Failure domains are wider than one pod. If any rank fails, the TP replica usually fails. Readiness should be collective, draining should stop new admission across all ranks, and restart policy should avoid partial zombie groups.
Design-review questions
- What is the smallest TP degree that fits the worst request?
- Are all ranks inside the intended fabric domain?
- How does throughput per GPU change with TP degree?
- What happens to in-flight requests when one rank fails?
- Would more replicas beat a wider TP group?
How it connects to the rest of the series
Pipeline parallelism splits depth instead of tensors. Sequence parallelism reduces replicated activations around TP. Expert parallelism distributes MoE experts and adds all-to-all traffic.
From equation to implementation
Column parallelism computes Y_i = X A_i for column shards A_i, leaving output features sharded. Row parallelism consumes input shards X_i and computes partial X_i B_i, then sums across ranks. Alternating these patterns reduces unnecessary gathers inside a transformer block.

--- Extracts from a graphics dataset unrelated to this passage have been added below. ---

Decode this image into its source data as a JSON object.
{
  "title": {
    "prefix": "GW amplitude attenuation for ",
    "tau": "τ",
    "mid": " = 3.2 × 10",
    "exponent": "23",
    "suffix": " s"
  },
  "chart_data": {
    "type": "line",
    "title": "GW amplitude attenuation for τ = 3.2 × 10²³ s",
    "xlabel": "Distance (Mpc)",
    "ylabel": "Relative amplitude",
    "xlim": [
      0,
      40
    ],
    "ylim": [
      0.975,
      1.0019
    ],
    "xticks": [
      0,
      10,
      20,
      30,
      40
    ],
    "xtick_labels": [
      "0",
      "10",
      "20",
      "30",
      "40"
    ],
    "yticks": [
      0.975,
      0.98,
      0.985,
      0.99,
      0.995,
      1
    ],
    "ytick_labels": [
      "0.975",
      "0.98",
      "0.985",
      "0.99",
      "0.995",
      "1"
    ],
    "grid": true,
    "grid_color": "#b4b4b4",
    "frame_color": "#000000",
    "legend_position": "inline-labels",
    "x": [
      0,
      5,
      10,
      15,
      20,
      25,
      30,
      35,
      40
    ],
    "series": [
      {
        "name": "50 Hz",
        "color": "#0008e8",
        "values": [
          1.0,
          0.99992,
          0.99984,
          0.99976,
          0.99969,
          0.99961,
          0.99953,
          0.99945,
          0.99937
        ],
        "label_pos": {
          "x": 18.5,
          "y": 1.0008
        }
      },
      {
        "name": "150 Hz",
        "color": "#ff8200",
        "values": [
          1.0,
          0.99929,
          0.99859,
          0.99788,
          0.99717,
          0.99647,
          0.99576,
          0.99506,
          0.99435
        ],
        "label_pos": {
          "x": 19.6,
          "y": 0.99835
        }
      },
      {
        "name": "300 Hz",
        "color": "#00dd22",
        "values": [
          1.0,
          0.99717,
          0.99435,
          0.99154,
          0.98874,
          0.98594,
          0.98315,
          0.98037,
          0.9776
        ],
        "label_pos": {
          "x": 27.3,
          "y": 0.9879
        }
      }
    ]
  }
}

Collective cost follows topology and message size. Ring all-reduce roughly transfers 2(N-1)/N times the tensor bytes per rank, plus latency across steps. Tree or NVSwitch algorithms differ. The critical point is that decode repeats these collectives for every layer and token.
Implementation sketch
initialize_tp_group(ranks_on_same_nvlink_domain)
for transformer_layer:
qkv_shards = column_parallel_linear(hidden)
attention_shard = local_attention(qkv_shards)
hidden = row_parallel_linear_and_all_reduce(attention_shard)
mlp_shards = column_parallel_linear(hidden)
hidden = row_parallel_linear_and_all_reduce(mlp_shards)Capacity planning
Choose TP primarily to fit weights, KV shards, and workspace, then test the next smaller and larger degrees. More TP reduces bytes per rank but may shrink GEMMs below efficient tile sizes and add ranks to every collective.
Benchmarking without fooling yourself
- Pin rank placement and record the exact topology.
- Test batch-one decode and realistic continuous batches.
- Capture NCCL traces and per-rank kernel gaps.
- Report tokens per second per GPU, not aggregate alone.
A production failure to design for
A Kubernetes reschedule places half of a TP group across a slower inter-node link. The model remains healthy, but TPOT triples and collective time dominates. Enforce topology constraints and expose TP-group locality in readiness checks.
Primary references
The takeaway
Tensor parallelism buys memory and compute with communication. The winning configuration is the smallest TP degree that fits and performs well on the actual topology.